That sounds boring because it is boring.

But wealth creation is usually boring.

The internet turned investing into entertainment, which means people now expect constant stimulation.

That expectation destroys discipline.

Options Are Basically Emotional Engineering

Now let’s talk about the thing nobody fully understands until they actually use it correctly:

Options.

Most people think options are gambling.

And honestly?
For many retail traders they absolutely are.

But when used strategically, options can fundamentally reshape investor psychology.

That’s why cash-secured puts are so interesting in markets like this.

Instead of emotionally chasing stocks after giant runs, you essentially say:

“I’m willing to buy this company at a lower price, and I’ll get paid while waiting.”

That’s a completely different mindset.

It transforms impatience into income generation.

And psychologically, that matters.

Because modern investors are addicted to immediacy.

They feel like they must act now or miss everything forever.

Cash-secured puts introduce something radical into the process:

Calmness.

You stop chasing.
You start positioning.

Huge difference.

The AI Revolution Is Still Early

I think many investors underestimate how early this infrastructure cycle still is.

People act like AI already peaked because stocks moved quickly.

But technological revolutions don’t happen in twelve months.

They unfold over decades.

We are still building:

  • infrastructure
  • software layers
  • deployment systems
  • enterprise integration
  • automation ecosystems

This is likely the beginning of a multi-decade transformation.

That doesn’t mean every AI stock wins.
Many won’t.

But the broader trend itself appears very real.

And the companies enabling that infrastructure stand to benefit enormously.

Great Companies And Great Stocks Are Not Always The Same Thing

This might be the most important concept in the entire discussion.

A great company can become a terrible short-term stock if expectations become irrational.

A struggling company can become a fantastic investment if expectations become too pessimistic.

Markets are expectation machines.

Not morality machines.

Not logic machines.

Expectation machines.

That’s why emotionally driven investing becomes so dangerous.

People anchor to narratives instead of probabilities.

And right now AI narratives are becoming almost religious in intensity.

Some companies deserve optimism.
Others are simply being swept upward by thematic euphoria.

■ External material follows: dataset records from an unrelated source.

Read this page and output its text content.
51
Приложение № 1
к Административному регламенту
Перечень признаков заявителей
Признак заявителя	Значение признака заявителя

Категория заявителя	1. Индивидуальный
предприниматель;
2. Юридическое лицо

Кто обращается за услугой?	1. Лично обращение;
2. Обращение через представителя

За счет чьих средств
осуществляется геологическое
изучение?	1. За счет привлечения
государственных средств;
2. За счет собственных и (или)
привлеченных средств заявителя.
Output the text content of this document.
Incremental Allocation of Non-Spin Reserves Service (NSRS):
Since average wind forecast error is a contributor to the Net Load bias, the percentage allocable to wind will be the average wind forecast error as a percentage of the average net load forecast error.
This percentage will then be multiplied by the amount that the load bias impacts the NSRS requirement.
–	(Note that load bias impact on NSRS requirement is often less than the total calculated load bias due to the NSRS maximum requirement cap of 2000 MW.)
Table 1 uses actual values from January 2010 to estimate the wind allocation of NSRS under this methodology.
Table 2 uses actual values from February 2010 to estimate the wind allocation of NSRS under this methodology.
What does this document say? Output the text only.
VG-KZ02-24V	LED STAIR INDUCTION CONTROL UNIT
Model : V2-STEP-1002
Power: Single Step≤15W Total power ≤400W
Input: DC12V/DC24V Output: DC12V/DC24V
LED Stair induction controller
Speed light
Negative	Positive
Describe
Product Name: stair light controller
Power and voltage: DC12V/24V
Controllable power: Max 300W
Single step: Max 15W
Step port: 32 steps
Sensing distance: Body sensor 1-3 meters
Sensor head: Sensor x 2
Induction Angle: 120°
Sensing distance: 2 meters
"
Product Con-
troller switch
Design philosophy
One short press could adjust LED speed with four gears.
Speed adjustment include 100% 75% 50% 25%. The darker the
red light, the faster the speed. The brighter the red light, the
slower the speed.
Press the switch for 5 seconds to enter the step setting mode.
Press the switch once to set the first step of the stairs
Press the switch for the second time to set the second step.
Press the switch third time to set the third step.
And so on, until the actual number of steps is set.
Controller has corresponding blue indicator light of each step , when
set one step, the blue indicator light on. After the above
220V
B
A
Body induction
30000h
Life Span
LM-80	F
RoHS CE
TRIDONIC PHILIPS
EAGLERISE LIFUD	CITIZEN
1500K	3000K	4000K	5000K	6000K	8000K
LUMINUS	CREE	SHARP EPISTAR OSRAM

Distinguishing between the two matters enormously.

Final Thoughts From The AI Frenzy

So where do I ultimately stand on all this?

I think the AI revolution is real.
I think the infrastructure buildout is still early.
I think companies like NVIDIA and Advanced Micro Devices still have enormous long-term opportunity.

But I also think modern investors are becoming emotionally intoxicated by momentum.

And intoxicated investors make terrible decisions.

The goal isn’t blindly buying hype.
It isn’t panic-selling strength either.

The goal is understanding expectations.

That’s the game.

Because the market constantly swings between:

  • irrational pessimism
  • irrational optimism

And wealth often gets built by staying psychologically stable while everyone else emotionally mutates into financial conspiracy theorists on social media.

Right now people are asking:
“Should I sell?”

Maybe the better question is:

“Do I actually understand what I own?”

Because if your conviction disappears every time a stock moves aggressively, then you probably don’t own a business.

You own a mood swing.

And mood swings rarely compound wealth very effectively.